The audience probably hoped so. A bloke sitting across the aisle from me spent the evening alternately sending messages on his mobile and waving his arms in the air in time to the bleeps and crunching noises emanating from the stage.

During the intervals, the foyer was jammed with men with minimal hair, goatee beards and brain-drain glasses, wearing sweatshirts with hoods. The Barbican had been transformed into Geekworld.
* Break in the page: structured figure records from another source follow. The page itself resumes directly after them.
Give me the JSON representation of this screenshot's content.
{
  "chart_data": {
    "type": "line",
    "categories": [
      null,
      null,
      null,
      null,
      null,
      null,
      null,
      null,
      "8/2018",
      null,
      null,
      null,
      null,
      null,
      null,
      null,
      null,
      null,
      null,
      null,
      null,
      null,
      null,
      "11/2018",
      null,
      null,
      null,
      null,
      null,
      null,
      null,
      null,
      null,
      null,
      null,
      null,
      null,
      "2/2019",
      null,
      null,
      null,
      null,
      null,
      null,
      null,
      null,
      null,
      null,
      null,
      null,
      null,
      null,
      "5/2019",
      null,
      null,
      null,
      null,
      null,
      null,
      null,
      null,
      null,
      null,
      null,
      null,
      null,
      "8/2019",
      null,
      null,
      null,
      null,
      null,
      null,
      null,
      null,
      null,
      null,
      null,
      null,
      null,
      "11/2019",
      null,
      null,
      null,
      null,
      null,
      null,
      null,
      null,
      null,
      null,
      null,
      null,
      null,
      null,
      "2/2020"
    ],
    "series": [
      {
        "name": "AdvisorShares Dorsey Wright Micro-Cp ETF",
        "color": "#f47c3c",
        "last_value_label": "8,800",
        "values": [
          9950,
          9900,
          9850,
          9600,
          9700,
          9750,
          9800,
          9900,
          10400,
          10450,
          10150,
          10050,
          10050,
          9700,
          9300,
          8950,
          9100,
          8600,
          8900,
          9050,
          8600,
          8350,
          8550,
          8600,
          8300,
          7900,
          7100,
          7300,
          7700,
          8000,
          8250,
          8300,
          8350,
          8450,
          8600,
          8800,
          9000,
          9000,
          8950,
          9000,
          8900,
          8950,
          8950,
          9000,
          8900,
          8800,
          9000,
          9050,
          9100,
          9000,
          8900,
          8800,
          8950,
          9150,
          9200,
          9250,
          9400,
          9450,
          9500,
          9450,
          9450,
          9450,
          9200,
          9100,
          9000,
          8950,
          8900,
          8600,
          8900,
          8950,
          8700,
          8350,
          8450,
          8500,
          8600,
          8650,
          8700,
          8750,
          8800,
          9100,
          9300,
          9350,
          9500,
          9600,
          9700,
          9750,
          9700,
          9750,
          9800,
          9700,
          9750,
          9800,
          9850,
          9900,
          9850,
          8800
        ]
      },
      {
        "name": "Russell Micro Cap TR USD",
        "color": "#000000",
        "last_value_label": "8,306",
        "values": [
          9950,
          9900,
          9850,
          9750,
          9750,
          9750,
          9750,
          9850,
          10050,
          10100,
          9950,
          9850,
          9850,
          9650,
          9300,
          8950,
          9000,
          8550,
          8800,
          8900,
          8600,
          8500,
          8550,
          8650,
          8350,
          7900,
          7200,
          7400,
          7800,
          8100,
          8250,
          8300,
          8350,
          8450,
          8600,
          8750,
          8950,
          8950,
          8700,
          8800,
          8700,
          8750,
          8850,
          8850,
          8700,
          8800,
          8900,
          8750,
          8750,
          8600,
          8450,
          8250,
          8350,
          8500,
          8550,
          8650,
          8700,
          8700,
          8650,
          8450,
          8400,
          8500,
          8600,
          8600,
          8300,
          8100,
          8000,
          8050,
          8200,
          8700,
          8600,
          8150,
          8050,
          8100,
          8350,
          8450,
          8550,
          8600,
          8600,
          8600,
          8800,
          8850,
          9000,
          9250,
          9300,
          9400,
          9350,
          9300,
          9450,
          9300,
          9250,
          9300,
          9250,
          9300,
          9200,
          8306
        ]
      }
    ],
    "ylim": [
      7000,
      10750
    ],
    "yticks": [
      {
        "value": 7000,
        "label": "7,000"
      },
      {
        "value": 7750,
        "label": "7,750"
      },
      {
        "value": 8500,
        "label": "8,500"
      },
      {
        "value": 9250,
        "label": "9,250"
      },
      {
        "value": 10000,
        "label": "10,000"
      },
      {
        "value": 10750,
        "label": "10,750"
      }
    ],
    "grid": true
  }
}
Proceedings commenced with Plaid, alias Ed Handley and Andy Turner, who busied themselves at their computers in darkness while spindly shapes spun and receded on the big screen behind them. Their music - or their sequences of organised noises, at any rate - was sometimes rapid and staccato, and sometimes a goulash of blooping and gibbering noises. Their occasional lapses into melody may have been the result of a technical malfunction.

Coil have been grinding away for 20 years and have learned how to put on a bit of a show: they arrived on stage clad in spectral white druidic costumes. Alongside their array of electronica, they brought along a hurdy-gurdy and some bagpipes, and their electronic beats and tones blended surprisingly well with minor-chord drones and primitive wailing noises. Coil also wanted to go beyond merely toying with sounds and had a few points to make, especially in a powerful piece dedicated to "prisoners of the world", accompanied by a harrowing film of bedraggled inmates in the former Soviet Union. In a gesture to the computer-game theme, they had concocted some flight-simulator images, showing 1,001 ways to crash a British Airways jet.

Finally it was Mouse on Mars, or Jan St Werner, Andi Toma and a messy workbench covered in wires and electrical junk. "Their music is deceptively dense," it said in the programme notes, which I took to mean that just because something sounds like a twittering mess, that doesn't mean it isn't. Their "specially commissioned visuals" comprised a few scrappy snapshots from somewhere in Japan. No wonder some punters opted for the Playstation 2 games in the lobby instead.